Abstract

Adaptive immunity controls Trypanosoma cruzi infection, but the protozoan parasite persists and causes Chagas disease. T cells undergo apoptosis, and the efferocytosis of apoptotic cells might suppress macrophages and exacerbate parasite infection. Nonetheless, the receptors involved in the efferocytosis of apoptotic lymphocytes during infection remain unknow. Macrophages phagocytose apoptotic cells by using the TAM (Tyro3, Axl, Mer) family of receptors. To address how the efferocytosis of apoptotic cells affects macrophage-mediated immunity, we employ here Axl receptor- and Mer receptor-deficient mouse strains. In bone marrow-derived macrophages (BMDMs), both Axl and Mer receptors play a role in the efferocytosis of proapoptotic T cells from T. cruzi-infected mice. Moreover, treatment with a TAM receptor inhibitor blocks efferocytosis and upregulates M1 hallmarks induced by immune T cells from infected mice. Remarkably, the use of Axl^−/− but not Mer^−/− macrophages increases T-cell-induced M1 responses, such as nitric oxide production and control of parasite infection. Furthermore, infected Axl^−/− mice show reduced peak parasitemia, defective efferocytosis, improved M1 responses, and ameliorated cardiac inflammation and fibrosis.
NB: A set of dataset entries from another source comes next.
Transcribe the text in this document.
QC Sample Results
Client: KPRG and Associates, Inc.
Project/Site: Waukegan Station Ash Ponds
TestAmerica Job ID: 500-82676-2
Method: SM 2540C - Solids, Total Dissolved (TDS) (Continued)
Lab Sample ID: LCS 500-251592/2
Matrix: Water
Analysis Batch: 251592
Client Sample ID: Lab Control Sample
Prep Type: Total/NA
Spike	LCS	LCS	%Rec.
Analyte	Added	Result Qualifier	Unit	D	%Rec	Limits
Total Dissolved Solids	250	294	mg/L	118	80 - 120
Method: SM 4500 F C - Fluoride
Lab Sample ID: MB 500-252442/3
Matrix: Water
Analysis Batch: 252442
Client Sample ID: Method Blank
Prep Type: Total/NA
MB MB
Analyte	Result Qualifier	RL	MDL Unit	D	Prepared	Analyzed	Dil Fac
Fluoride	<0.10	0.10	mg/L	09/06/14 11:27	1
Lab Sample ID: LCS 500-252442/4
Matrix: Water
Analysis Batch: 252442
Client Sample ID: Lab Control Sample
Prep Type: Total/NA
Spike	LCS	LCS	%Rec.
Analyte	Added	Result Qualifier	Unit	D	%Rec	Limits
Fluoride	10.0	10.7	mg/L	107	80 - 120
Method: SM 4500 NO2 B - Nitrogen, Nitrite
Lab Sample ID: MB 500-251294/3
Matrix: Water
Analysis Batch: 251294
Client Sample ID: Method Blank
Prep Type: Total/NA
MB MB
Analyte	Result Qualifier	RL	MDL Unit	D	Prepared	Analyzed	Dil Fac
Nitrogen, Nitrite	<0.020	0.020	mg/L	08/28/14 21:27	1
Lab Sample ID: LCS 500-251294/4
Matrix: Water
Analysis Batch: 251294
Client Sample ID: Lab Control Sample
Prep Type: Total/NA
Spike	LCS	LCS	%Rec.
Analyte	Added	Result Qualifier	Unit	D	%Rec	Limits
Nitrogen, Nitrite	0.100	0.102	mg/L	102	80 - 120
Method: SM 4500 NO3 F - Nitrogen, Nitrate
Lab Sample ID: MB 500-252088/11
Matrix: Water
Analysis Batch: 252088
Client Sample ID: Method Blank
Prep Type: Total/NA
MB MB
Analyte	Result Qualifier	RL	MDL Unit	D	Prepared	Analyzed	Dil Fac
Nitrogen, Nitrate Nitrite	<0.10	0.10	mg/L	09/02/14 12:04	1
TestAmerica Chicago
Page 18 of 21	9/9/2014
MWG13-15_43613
Therefore, Axl induces efferocytosis, disrupts M1 responses, and promotes parasite infection and pathology in experimental Chagas disease. Axl stands as a potential host-direct target for switching macrophage phenotypes in infectious diseases.

The tyrosine kinase receptor Axl induces efferocytosis, disrupts M1 responses, and promotes parasite infection and heart pathology in experimental Chagas disease.